Cam Newton and the Heisman Trophy: Why Don't More People Care?

Ryan FallerAnalyst IDecember 8, 2010

Auburn's Cam Newton seems assured of winning the Heisman Trophy, but is his dominance in the polls the reason few are paying attention?
Auburn's Cam Newton seems assured of winning the Heisman Trophy, but is his dominance in the polls the reason few are paying attention?Mike Zarrilli/Getty Images

Heisman Trophy winner, um…front-runner Cam Newton appears to be a very charismatic and appealing figure.

After each of Auburn’s eight wins at Jordan-Hare this season, the statuesque Newton would stand hovered above the south end zone, entertaining delirious fans while waving his towel in unison with the school band as it blared “Glory To Ole Auburn.”

People seem to gravitate toward Newton. He makes his teammates better. Girls melt in the grips of his smile. Guys at Auburn probably wouldn’t think twice about handing over their first-born or swan-diving over a bridge if it meant Newton would forego the NFL for what could be a BCS title defense.

The 21-year-old Newton is the perfect dream for the vultures in the media world, and he is a certifiable cash cow at the professional level. Marketers and endorsers will covet him just as much for his looks and swagger as his exploits and skills on the field.

Ah, yes, his skills. His speed, strength, elusiveness and accuracy: the very things that have fueled Auburn to an appearance in the BCS National Championship. They are also the things that have Newton worrying about what he’ll say at the podium at New York’s Nokia Theater on Dec. 11, right after his name is called as this year’s winner of the Heisman Trophy.

It seems like a given, doesn’t it? After all, Newton accounted for nearly 4,000 yards and 48 touchdowns for the nation’s best team. He specialized in special moments in which he snatched victory from the jaws of defeat. He at times single-handedly kept his team afloat with his versatility, becoming the second player in FBS history (Tim Tebow) to both run and pass for 20 touchdowns in a single season.

Sorry, LaMichael James, Andrew Luck and Kellen Moore: The verdict is final, and the envelope has been signed, sealed and delivered. This will be one of the most anti-climactic Heisman ceremonies in memory.

So, is that why nobody really seems to care?

Think about it. Is it just me or is no one talking about the stretch run of this year’s Heisman race? Is it because there isn’t one? If you ask me, any doubt surrounding who should win was erased on Nov. 26. That’s when Newton, on the road, erased a three-score Alabama lead en route to a 28-27 victory in the Iron Bowl.

That’s also when Boise State spit the bit at Nevada, effectively crippling any chance Moore had at nabbing the Heisman.

I understand why a one-horse race would draw no interest. Everyone likes a little drama. To be honest, most seasons I’m apathetic as to who wins the Heisman, regardless of whether the award is contested or not. But doesn’t embroiling Newton in an NCAA investigation kick up the spice level a little bit?

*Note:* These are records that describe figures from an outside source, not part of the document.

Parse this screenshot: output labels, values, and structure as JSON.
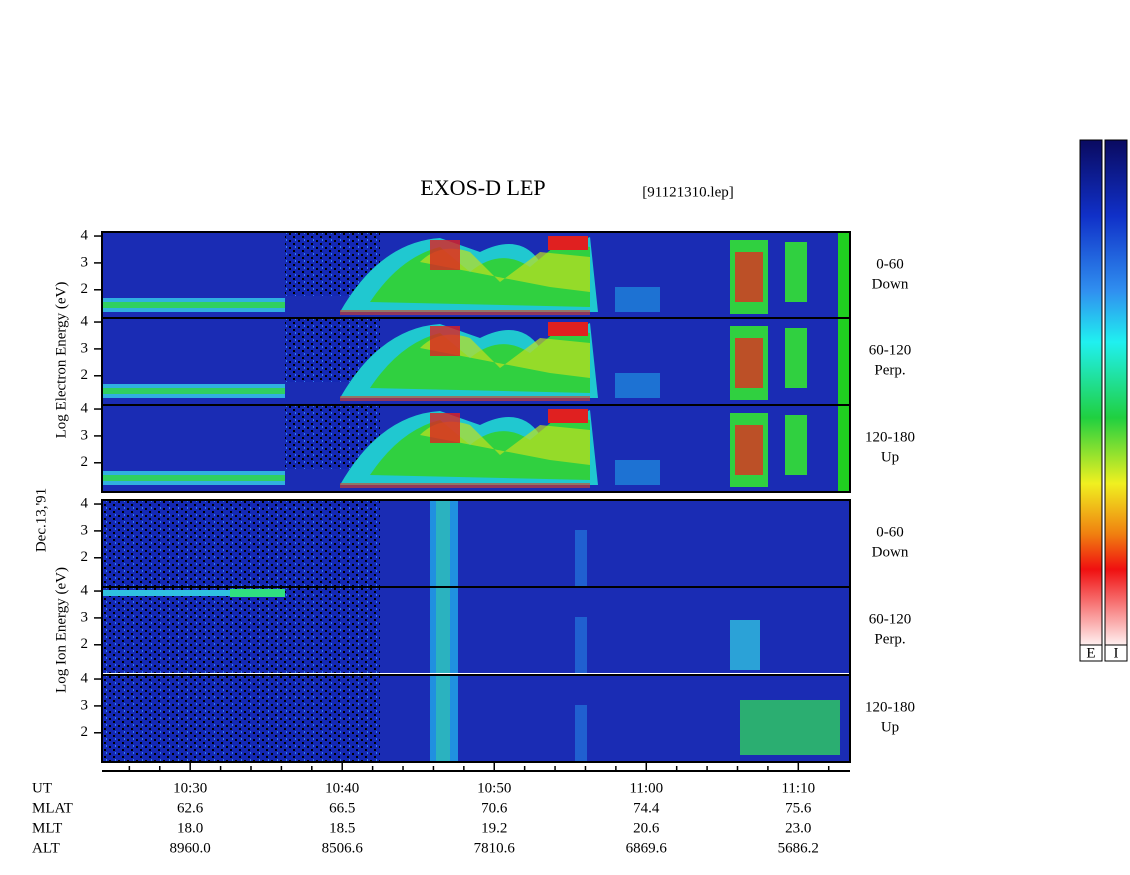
{
  "chart_data": {
    "type": "spectrogram",
    "title": "EXOS-D LEP",
    "subtitle": "[91121310.lep]",
    "date_label": "Dec.13,'91",
    "electron_ylabel": "Log Electron Energy (eV)",
    "ion_ylabel": "Log Ion Energy (eV)",
    "x_label": "UT",
    "xlim": [
      624.2,
      673.4
    ],
    "xticks": [
      {
        "value": 630,
        "label": "10:30"
      },
      {
        "value": 640,
        "label": "10:40"
      },
      {
        "value": 650,
        "label": "10:50"
      },
      {
        "value": 660,
        "label": "11:00"
      },
      {
        "value": 670,
        "label": "11:10"
      }
    ],
    "xminor": [
      626,
      628,
      632,
      634,
      636,
      638,
      642,
      644,
      646,
      648,
      652,
      654,
      656,
      658,
      662,
      664,
      666,
      668,
      672
    ],
    "ylim": [
      0.95,
      4.15
    ],
    "yticks": [
      2,
      3,
      4
    ],
    "panels": [
      {
        "range": "0-60",
        "direction": "Down"
      },
      {
        "range": "60-120",
        "direction": "Perp."
      },
      {
        "range": "120-180",
        "direction": "Up"
      }
    ],
    "ephemeris": [
      {
        "label": "MLAT",
        "values": [
          "62.6",
          "66.5",
          "70.6",
          "74.4",
          "75.6"
        ]
      },
      {
        "label": "MLT",
        "values": [
          "18.0",
          "18.5",
          "19.2",
          "20.6",
          "23.0"
        ]
      },
      {
        "label": "ALT",
        "values": [
          "8960.0",
          "8506.6",
          "7810.6",
          "6869.6",
          "5686.2"
        ]
      }
    ],
    "colorbar_labels": [
      "E",
      "I"
    ]
  }
}
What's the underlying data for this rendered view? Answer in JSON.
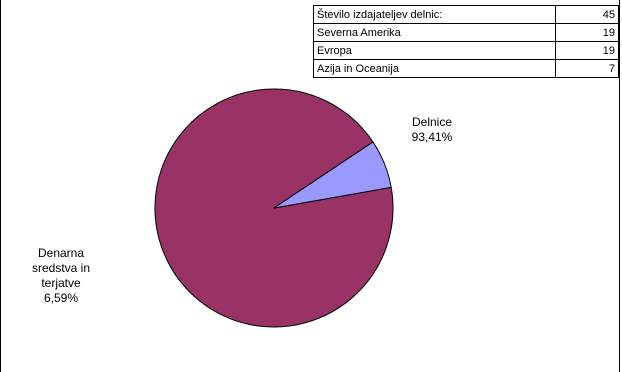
{
  "header_fragment": "...(partially cut-off title)...",
  "table": {
    "rows": [
      {
        "label": "Število izdajateljev delnic:",
        "value": "45"
      },
      {
        "label": "Severna Amerika",
        "value": "19"
      },
      {
        "label": "Evropa",
        "value": "19"
      },
      {
        "label": "Azija in Oceanija",
        "value": "7"
      }
    ]
  },
  "chart_data": {
    "type": "pie",
    "title": "",
    "slices": [
      {
        "label": "Delnice",
        "value": 93.41,
        "value_label": "93,41%",
        "color": "#993366"
      },
      {
        "label": "Denarna sredstva in terjatve",
        "value": 6.59,
        "value_label": "6,59%",
        "color": "#9999ff"
      }
    ]
  }
}
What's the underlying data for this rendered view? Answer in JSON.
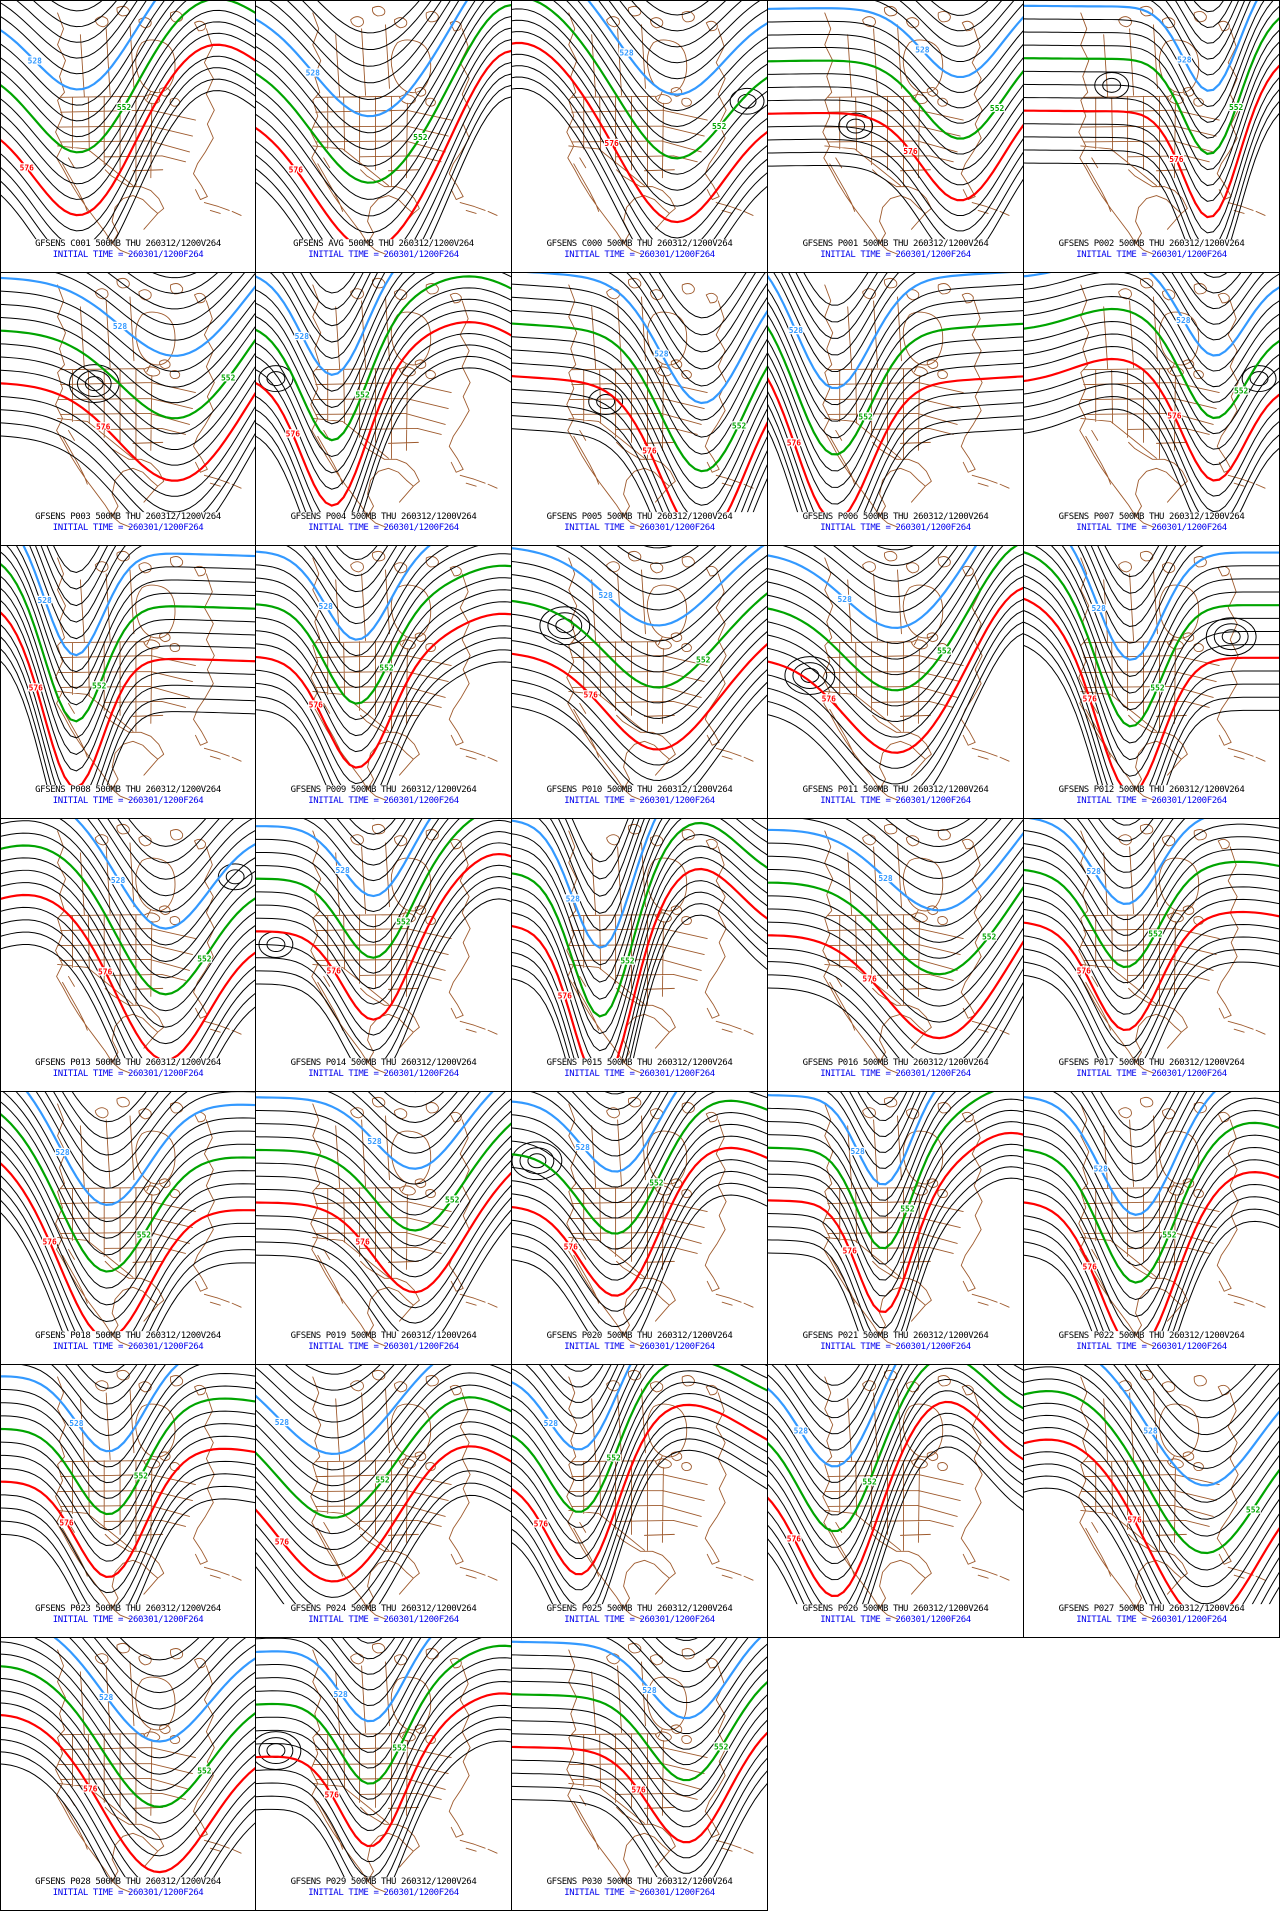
{
  "product": {
    "model": "GFSENS",
    "level": "500MB",
    "valid_time": "THU 260312/1200V264",
    "initial_time": "INITIAL TIME = 260301/1200F264"
  },
  "contours": {
    "blue_level": "528",
    "green_level": "552",
    "red_level": "576"
  },
  "colors": {
    "black_contour": "#000000",
    "blue_contour": "#3399ff",
    "green_contour": "#00a400",
    "red_contour": "#ff0000",
    "basemap": "#9e5a2d",
    "caption_text": "#000000",
    "initial_time_text": "#0000ee"
  },
  "panels": [
    {
      "member": "C001",
      "title": "GFSENS C001 500MB THU 260312/1200V264",
      "initial_time": "INITIAL TIME = 260301/1200F264"
    },
    {
      "member": "AVG",
      "title": "GFSENS AVG 500MB THU 260312/1200V264",
      "initial_time": "INITIAL TIME = 260301/1200F264"
    },
    {
      "member": "C000",
      "title": "GFSENS C000 500MB THU 260312/1200V264",
      "initial_time": "INITIAL TIME = 260301/1200F264"
    },
    {
      "member": "P001",
      "title": "GFSENS P001 500MB THU 260312/1200V264",
      "initial_time": "INITIAL TIME = 260301/1200F264"
    },
    {
      "member": "P002",
      "title": "GFSENS P002 500MB THU 260312/1200V264",
      "initial_time": "INITIAL TIME = 260301/1200F264"
    },
    {
      "member": "P003",
      "title": "GFSENS P003 500MB THU 260312/1200V264",
      "initial_time": "INITIAL TIME = 260301/1200F264"
    },
    {
      "member": "P004",
      "title": "GFSENS P004 500MB THU 260312/1200V264",
      "initial_time": "INITIAL TIME = 260301/1200F264"
    },
    {
      "member": "P005",
      "title": "GFSENS P005 500MB THU 260312/1200V264",
      "initial_time": "INITIAL TIME = 260301/1200F264"
    },
    {
      "member": "P006",
      "title": "GFSENS P006 500MB THU 260312/1200V264",
      "initial_time": "INITIAL TIME = 260301/1200F264"
    },
    {
      "member": "P007",
      "title": "GFSENS P007 500MB THU 260312/1200V264",
      "initial_time": "INITIAL TIME = 260301/1200F264"
    },
    {
      "member": "P008",
      "title": "GFSENS P008 500MB THU 260312/1200V264",
      "initial_time": "INITIAL TIME = 260301/1200F264"
    },
    {
      "member": "P009",
      "title": "GFSENS P009 500MB THU 260312/1200V264",
      "initial_time": "INITIAL TIME = 260301/1200F264"
    },
    {
      "member": "P010",
      "title": "GFSENS P010 500MB THU 260312/1200V264",
      "initial_time": "INITIAL TIME = 260301/1200F264"
    },
    {
      "member": "P011",
      "title": "GFSENS P011 500MB THU 260312/1200V264",
      "initial_time": "INITIAL TIME = 260301/1200F264"
    },
    {
      "member": "P012",
      "title": "GFSENS P012 500MB THU 260312/1200V264",
      "initial_time": "INITIAL TIME = 260301/1200F264"
    },
    {
      "member": "P013",
      "title": "GFSENS P013 500MB THU 260312/1200V264",
      "initial_time": "INITIAL TIME = 260301/1200F264"
    },
    {
      "member": "P014",
      "title": "GFSENS P014 500MB THU 260312/1200V264",
      "initial_time": "INITIAL TIME = 260301/1200F264"
    },
    {
      "member": "P015",
      "title": "GFSENS P015 500MB THU 260312/1200V264",
      "initial_time": "INITIAL TIME = 260301/1200F264"
    },
    {
      "member": "P016",
      "title": "GFSENS P016 500MB THU 260312/1200V264",
      "initial_time": "INITIAL TIME = 260301/1200F264"
    },
    {
      "member": "P017",
      "title": "GFSENS P017 500MB THU 260312/1200V264",
      "initial_time": "INITIAL TIME = 260301/1200F264"
    },
    {
      "member": "P018",
      "title": "GFSENS P018 500MB THU 260312/1200V264",
      "initial_time": "INITIAL TIME = 260301/1200F264"
    },
    {
      "member": "P019",
      "title": "GFSENS P019 500MB THU 260312/1200V264",
      "initial_time": "INITIAL TIME = 260301/1200F264"
    },
    {
      "member": "P020",
      "title": "GFSENS P020 500MB THU 260312/1200V264",
      "initial_time": "INITIAL TIME = 260301/1200F264"
    },
    {
      "member": "P021",
      "title": "GFSENS P021 500MB THU 260312/1200V264",
      "initial_time": "INITIAL TIME = 260301/1200F264"
    },
    {
      "member": "P022",
      "title": "GFSENS P022 500MB THU 260312/1200V264",
      "initial_time": "INITIAL TIME = 260301/1200F264"
    },
    {
      "member": "P023",
      "title": "GFSENS P023 500MB THU 260312/1200V264",
      "initial_time": "INITIAL TIME = 260301/1200F264"
    },
    {
      "member": "P024",
      "title": "GFSENS P024 500MB THU 260312/1200V264",
      "initial_time": "INITIAL TIME = 260301/1200F264"
    },
    {
      "member": "P025",
      "title": "GFSENS P025 500MB THU 260312/1200V264",
      "initial_time": "INITIAL TIME = 260301/1200F264"
    },
    {
      "member": "P026",
      "title": "GFSENS P026 500MB THU 260312/1200V264",
      "initial_time": "INITIAL TIME = 260301/1200F264"
    },
    {
      "member": "P027",
      "title": "GFSENS P027 500MB THU 260312/1200V264",
      "initial_time": "INITIAL TIME = 260301/1200F264"
    },
    {
      "member": "P028",
      "title": "GFSENS P028 500MB THU 260312/1200V264",
      "initial_time": "INITIAL TIME = 260301/1200F264"
    },
    {
      "member": "P029",
      "title": "GFSENS P029 500MB THU 260312/1200V264",
      "initial_time": "INITIAL TIME = 260301/1200F264"
    },
    {
      "member": "P030",
      "title": "GFSENS P030 500MB THU 260312/1200V264",
      "initial_time": "INITIAL TIME = 260301/1200F264"
    }
  ]
}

It appears the answer is "no." And I can’t understand why.

We are expected to believe that Newton had no knowledge of the underhanded dealings of his father, Cecil, and Kenny Rogers. I’m sorry, that’s a little too much to ask.

Lo and behold, the NCAA governing body bought it. Rather than offing his head, the hypocrites at the NCAA flicked Newton in the chest, secretly handing down a one-day suspension after finding out that Cecil Newton and his cohort did indeed shop his son around for cash.

Pending further evidence in the ongoing investigation, Newton has been exonerated. The only word that matters is that of the NCAA. As long as Newton is considered eligible—or until he opts for the NFL draft—he will be allowed to dominate the college game, which is what he has done since September.

I’ll be the first one to admit that Newton should be declared ineligible, but the natural debate of whether he or not he should play should not diminish his heroics. Public opinion should only raise awareness of his accomplishments...and there are many, perhaps so many that some feel Newton should’ve been awarded college football’s ultimate prize a month ago.

This is why he will win the Heisman on Saturday without a fight. Not that many people will notice.